Thursday 31 March 2011

Atelier Carvalho Bernau Design

An great selection of work from Atelier Carvalho Bernau Design, a design studio in the Netherlands whose practice mainly focuses on typography, layout and type design. I love the fact that they work mainly within the creative and cultural sectors, such as for artists, exhibitions and education as their work really demonstrates a creative edge that pushes the boundaries of the more conventional design you'd normally see in commercial work. Some of the work is very technical and clever in terms of the typographic treatment whereas other projects would be incredibly simple to the stage that they almost seem undesigned/natural.
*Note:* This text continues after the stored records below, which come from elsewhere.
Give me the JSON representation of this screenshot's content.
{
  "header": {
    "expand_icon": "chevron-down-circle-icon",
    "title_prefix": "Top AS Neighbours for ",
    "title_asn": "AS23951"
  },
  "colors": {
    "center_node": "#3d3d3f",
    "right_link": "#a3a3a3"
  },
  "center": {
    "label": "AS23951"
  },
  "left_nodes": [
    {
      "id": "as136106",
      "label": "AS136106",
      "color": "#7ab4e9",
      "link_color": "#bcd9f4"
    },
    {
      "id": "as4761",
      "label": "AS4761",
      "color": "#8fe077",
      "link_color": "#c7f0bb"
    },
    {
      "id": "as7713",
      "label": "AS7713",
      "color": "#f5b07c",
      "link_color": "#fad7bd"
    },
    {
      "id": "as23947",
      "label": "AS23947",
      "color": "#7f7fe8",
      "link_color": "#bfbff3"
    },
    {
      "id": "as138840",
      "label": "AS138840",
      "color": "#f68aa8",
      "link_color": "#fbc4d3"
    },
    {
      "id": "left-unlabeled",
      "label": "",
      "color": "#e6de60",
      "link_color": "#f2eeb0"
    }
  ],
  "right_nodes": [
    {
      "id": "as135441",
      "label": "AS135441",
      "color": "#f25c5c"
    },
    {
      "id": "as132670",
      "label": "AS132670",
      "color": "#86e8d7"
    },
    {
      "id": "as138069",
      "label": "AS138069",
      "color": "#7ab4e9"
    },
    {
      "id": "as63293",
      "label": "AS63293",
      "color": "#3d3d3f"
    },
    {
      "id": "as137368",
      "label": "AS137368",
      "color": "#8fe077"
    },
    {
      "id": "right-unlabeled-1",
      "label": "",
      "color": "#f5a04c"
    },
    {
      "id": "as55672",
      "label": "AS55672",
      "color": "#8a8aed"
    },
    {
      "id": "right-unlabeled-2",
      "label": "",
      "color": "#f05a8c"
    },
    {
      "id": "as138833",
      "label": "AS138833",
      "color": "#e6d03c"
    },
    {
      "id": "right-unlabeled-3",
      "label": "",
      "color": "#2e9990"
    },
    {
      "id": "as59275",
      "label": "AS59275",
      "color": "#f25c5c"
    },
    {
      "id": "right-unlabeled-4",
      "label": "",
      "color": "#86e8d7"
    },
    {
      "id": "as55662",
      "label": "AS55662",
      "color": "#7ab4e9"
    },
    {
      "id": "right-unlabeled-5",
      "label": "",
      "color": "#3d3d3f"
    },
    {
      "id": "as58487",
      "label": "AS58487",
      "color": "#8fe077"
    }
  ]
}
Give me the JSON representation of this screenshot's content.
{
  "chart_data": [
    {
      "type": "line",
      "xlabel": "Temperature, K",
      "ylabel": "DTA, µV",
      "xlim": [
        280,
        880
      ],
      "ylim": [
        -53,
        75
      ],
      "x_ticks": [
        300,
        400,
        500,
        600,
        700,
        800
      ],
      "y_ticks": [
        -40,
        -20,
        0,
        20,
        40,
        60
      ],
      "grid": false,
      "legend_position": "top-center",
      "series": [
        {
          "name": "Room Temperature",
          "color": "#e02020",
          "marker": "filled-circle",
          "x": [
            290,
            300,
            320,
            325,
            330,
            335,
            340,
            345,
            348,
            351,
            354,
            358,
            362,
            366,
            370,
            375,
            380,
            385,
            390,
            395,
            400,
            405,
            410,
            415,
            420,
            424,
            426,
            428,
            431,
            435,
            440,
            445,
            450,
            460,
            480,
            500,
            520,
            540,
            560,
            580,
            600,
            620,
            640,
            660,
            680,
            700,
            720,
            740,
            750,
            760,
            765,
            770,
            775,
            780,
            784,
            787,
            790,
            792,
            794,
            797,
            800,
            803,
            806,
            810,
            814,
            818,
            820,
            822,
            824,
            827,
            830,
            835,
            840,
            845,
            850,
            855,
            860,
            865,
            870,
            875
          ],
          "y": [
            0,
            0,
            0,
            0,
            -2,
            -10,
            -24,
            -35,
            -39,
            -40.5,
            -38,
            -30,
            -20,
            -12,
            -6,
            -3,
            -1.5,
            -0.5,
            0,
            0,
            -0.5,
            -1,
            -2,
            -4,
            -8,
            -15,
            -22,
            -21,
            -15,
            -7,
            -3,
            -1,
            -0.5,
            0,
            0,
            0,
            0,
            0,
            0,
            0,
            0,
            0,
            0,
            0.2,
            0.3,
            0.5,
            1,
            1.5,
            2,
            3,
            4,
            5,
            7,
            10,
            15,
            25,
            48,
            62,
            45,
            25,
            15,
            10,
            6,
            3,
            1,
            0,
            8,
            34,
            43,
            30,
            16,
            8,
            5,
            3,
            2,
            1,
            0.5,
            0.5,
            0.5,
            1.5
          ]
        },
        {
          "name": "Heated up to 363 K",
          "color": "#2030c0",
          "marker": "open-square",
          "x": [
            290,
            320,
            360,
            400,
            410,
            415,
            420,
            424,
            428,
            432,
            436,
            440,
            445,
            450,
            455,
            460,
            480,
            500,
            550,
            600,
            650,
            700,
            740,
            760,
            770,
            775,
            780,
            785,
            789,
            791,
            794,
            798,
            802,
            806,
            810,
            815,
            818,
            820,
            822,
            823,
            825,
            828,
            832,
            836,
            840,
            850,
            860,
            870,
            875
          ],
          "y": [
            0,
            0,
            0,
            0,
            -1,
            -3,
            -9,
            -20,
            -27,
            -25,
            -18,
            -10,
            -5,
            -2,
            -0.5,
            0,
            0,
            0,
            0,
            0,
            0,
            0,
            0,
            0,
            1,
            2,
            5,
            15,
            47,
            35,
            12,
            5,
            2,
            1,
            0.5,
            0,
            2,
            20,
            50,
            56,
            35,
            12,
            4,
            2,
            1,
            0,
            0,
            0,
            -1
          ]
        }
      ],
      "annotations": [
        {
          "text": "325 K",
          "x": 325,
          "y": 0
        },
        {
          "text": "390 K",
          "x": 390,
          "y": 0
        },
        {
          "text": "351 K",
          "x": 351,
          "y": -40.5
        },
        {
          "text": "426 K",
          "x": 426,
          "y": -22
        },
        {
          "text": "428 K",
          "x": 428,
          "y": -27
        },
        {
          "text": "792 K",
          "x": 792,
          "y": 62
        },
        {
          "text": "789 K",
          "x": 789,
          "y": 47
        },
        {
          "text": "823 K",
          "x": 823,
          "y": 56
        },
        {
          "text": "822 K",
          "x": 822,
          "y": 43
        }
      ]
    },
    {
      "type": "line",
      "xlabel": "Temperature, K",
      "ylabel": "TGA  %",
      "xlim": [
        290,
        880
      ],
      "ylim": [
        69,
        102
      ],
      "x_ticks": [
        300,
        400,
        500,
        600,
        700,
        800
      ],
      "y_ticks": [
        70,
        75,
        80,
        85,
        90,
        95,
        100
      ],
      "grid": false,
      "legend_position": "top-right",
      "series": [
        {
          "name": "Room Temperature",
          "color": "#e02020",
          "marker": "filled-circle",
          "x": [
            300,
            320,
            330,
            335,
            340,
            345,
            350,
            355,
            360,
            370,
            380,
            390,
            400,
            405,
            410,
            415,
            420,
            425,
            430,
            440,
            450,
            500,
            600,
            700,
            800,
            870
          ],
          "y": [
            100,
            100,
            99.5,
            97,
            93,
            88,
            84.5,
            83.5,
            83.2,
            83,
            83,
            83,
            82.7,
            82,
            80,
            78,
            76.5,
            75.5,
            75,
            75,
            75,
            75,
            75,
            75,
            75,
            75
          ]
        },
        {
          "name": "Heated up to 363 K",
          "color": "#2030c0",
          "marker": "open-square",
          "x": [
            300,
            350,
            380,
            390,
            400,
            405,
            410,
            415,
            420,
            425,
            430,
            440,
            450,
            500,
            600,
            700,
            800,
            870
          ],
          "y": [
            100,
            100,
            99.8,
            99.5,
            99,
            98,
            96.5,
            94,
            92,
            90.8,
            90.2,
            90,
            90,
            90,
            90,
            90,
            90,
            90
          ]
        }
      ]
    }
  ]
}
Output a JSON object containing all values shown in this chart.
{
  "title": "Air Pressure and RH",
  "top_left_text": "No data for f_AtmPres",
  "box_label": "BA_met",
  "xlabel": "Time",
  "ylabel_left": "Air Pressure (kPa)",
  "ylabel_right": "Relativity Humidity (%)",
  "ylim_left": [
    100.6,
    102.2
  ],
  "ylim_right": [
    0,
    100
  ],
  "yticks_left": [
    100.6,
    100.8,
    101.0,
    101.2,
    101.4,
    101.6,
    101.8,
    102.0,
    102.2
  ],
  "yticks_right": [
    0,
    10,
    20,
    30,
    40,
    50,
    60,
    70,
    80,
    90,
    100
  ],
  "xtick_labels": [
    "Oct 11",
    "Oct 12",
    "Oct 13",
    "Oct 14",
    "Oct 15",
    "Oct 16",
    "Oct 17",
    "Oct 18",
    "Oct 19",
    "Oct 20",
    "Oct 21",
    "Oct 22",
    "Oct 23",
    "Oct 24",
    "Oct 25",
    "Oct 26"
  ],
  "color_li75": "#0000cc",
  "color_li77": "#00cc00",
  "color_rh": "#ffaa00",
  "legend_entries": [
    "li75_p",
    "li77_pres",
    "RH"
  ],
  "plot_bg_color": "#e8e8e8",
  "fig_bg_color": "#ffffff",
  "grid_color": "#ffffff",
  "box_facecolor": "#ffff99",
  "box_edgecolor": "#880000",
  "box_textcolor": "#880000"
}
Index of Cloudless Skies is a great example of this, partly thanks to their client who seems to allow them complete freedom to experiment and do whatever they want whilst providing them with the best content ever. The idea was to basically put found images of cloudless skies into a book format. The final design outcome might seem very simple, but it is the design process that I'm interested in for something like this. I think ATelier Carvalho Bernau Design would be another to get in contact with for my design context, a publication project like this would be so fun to work on!




Dear Reader
'A collection of obsessions, oblique references and footnotes of design processes — though not necessarily texts about design.

The layout is appropriately diverse and eclectic for the bandwidth of texts, layering different formats and texts, as a tongue-in-cheek reference to the design shtick of publications with different paper formats. Here we present three iconic formats in emphasized-as-fake three-dimensionality, on four different papers and more inks than you would think. 


Dear Reader was created partly from a primordial graphic designers’ urge to publish something and to share texts that are dear to us, partly in celebration of our Atelier’s approximate fifth anniversary, and partly as a vessel to showcase our type design work in a manner that circumvents the conventions and the visual clichés of the type specimen'

Really love the format of this publication, creating a container within each spread to produce an insert effect.